Being valued, feeling valued, being valuable and providing value were deeply embedded in the stories that I was telling in the book and the ones I was creating in the moment in my full-time role and in coaching sessions.
The Threats That Undermine Appreciation
Being and feeling valued is challenged when the environment becomes threatening. A personal dynamic change, a new threat is introduced into the equation, or your perspective of the current situation changes. In her book, Conversational Intelligence, Judith Glaser identifies three “threat questions”:
- Do I need to protect myself?
- Am I being included or excluded?
- Am I being appreciated and valued?
She writes, “…the amygdala releases chemicals designed to protect us from harm, and which activate the ‘flight or fight’ reflex. But those same chemicals prevent the thinking parts of our brain from playing a more active role, with the result that if you feel threatened, you are not going to have a productive meeting.”

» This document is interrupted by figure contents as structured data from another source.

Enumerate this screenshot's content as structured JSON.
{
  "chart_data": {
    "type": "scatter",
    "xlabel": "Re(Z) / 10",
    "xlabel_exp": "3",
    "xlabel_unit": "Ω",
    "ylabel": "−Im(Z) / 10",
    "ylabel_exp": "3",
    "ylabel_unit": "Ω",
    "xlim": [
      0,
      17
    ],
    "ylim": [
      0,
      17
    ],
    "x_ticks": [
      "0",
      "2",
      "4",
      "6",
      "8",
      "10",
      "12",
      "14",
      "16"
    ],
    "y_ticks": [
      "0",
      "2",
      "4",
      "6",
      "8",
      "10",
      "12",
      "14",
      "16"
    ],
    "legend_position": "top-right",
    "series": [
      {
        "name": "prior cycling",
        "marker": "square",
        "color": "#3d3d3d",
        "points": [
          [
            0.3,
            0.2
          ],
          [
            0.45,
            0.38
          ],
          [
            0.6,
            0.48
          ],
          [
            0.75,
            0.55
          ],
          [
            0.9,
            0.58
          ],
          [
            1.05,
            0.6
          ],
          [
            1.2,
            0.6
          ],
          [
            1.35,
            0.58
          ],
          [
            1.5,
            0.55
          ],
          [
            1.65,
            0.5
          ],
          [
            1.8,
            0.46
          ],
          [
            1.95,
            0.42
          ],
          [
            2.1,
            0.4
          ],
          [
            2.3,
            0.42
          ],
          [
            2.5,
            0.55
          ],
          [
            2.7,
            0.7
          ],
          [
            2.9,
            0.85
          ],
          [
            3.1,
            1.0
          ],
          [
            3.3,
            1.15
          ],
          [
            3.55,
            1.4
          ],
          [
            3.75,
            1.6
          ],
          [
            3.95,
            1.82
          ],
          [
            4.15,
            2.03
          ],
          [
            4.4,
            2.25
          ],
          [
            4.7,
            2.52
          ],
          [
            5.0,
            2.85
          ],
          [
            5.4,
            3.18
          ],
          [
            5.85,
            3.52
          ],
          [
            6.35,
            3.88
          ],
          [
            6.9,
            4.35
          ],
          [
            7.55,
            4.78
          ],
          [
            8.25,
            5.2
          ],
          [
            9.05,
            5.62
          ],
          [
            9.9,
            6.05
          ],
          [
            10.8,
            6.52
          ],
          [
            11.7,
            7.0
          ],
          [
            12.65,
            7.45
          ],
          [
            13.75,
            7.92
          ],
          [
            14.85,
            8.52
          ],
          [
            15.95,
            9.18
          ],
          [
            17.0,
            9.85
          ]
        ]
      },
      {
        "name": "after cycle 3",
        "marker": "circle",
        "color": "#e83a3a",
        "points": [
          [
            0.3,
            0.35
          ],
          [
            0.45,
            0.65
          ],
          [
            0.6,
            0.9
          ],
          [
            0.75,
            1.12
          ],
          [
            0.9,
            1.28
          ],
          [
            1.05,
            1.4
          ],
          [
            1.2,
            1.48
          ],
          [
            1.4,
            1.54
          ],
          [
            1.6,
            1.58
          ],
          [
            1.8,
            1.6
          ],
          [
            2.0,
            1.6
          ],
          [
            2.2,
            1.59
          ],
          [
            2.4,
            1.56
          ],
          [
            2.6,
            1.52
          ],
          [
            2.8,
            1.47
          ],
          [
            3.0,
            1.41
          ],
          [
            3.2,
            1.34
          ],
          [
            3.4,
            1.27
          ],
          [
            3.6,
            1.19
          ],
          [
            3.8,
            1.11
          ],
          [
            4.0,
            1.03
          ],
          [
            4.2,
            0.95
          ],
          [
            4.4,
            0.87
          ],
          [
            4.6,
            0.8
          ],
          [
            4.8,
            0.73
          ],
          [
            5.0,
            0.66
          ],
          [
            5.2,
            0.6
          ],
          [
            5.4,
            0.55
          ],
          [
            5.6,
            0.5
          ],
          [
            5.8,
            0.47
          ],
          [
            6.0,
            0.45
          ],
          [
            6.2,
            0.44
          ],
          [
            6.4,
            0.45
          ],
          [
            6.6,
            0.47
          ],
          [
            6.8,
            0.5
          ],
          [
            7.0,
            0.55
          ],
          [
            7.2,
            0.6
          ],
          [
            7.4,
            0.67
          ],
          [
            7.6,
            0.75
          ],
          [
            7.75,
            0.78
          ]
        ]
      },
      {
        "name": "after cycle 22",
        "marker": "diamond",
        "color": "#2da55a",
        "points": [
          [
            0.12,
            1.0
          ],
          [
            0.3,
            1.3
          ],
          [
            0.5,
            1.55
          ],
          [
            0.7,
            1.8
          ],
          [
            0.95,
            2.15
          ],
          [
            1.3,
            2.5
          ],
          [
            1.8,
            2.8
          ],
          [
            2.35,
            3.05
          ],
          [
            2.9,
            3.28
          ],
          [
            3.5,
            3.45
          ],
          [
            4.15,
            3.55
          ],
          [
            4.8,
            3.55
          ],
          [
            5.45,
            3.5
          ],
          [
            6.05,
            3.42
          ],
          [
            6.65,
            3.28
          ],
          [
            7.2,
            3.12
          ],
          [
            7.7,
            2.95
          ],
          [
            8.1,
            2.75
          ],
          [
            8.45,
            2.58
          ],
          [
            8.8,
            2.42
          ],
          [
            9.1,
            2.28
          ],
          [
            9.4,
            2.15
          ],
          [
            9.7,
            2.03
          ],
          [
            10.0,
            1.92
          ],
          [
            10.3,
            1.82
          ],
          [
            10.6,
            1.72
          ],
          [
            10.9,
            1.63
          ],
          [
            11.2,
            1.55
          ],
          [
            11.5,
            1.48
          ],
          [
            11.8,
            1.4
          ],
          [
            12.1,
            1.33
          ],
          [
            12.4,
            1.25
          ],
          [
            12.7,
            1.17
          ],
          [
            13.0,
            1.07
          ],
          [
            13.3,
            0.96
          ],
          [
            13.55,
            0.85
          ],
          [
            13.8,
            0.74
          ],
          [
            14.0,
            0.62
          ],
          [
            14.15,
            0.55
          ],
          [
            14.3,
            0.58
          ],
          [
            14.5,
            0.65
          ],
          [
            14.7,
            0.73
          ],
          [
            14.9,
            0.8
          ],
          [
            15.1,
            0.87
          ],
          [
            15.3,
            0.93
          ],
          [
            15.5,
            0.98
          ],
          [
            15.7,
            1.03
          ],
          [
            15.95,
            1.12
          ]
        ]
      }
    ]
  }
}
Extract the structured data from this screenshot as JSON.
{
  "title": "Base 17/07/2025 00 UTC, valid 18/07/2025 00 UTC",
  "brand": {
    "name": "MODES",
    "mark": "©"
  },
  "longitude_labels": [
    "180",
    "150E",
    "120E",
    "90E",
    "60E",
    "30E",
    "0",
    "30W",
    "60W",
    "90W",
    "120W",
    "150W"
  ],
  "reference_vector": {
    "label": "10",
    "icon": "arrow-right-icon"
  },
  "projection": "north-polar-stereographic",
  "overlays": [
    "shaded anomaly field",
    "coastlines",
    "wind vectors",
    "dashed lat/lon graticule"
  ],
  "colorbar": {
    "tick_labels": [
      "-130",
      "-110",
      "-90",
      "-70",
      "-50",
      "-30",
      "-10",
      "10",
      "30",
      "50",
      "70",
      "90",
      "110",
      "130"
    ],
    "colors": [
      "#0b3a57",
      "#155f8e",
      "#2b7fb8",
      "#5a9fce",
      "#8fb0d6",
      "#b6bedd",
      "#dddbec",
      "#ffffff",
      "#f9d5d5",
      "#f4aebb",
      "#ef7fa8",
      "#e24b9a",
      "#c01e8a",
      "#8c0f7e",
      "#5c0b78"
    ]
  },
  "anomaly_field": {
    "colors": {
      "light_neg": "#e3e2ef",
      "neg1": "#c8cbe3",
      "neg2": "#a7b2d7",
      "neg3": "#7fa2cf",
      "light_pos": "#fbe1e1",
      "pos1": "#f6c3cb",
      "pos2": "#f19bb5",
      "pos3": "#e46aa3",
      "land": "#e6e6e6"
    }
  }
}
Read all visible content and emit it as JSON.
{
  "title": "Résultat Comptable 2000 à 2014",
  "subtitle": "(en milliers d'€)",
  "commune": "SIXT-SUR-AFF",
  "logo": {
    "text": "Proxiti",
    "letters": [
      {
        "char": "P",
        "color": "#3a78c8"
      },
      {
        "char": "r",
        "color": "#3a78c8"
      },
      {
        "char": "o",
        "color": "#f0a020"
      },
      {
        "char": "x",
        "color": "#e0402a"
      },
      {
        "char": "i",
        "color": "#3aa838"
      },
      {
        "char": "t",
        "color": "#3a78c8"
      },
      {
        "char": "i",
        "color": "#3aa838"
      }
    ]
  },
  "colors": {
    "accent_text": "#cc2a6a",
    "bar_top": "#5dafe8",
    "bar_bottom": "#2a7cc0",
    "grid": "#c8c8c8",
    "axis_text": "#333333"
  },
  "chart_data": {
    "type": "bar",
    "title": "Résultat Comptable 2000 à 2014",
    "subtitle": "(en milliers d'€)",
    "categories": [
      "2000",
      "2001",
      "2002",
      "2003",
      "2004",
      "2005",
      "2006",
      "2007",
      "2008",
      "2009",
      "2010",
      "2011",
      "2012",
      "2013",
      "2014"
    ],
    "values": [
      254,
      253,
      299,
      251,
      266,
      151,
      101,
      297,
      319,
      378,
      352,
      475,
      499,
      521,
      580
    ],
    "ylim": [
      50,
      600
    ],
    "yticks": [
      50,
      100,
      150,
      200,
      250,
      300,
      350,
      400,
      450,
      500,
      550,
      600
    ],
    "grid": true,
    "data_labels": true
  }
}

As Glaser shares, feeling threatened inhibits our ability to reason or think logically. We cannot formulate creative ideas, and we are less likely to make rational choices.
I have given a lot of thought to people being appreciated and valued. In Valued, I discuss how people are more invested in or dedicated to work tasks when they believe their leader appreciates and values them. It is also true that if someone believes they are valued and appreciated, it is good for their emotional health. When our return on investment is often the driving factor in our decision-making, this is an important assertion. Job effectiveness creates a powerful case for establishing and intentionally maintaining inclusive environments and trusting relationships.
Practical Ways to Show People They’re Valued
I have found a few things helpful when I am making a shared environment more inclusive or building trust well. I found a few things to be true:
Listening more than talking.
This one has been historically difficult for me. It is also potentially the easiest way to demonstrate that you appreciate and value someone else. We have so few outlets for speaking our thoughts out loud and someone really, truly listening. If you allow that to happen, it is such a gift to the person sharing.
Sharing positive thoughts.
Don’t let the compliment or affirmation stay silent! It is rare that a positive thought isn’t received well. I do this best when I account for the other person’s preferences. How public or private do they prefer to be? How detailed would they normally like me to be with praise? How frequently should it be to remain authentic?
Recognizing different versions of great.
There is rarely just one way to achieve something great. We all bring different strengths and preferences to a project, a team, or a role overall. There are many different paths to success and differences in steps can still lead to great outcomes. Leaders lead best when they remember this and help others perform at their highest level as opposed to leading them solely to their version of success.
Conversational Intelligence reminds us that we play an active role in the success of others, whether or not we are aware of it. I am thankful for that reminder.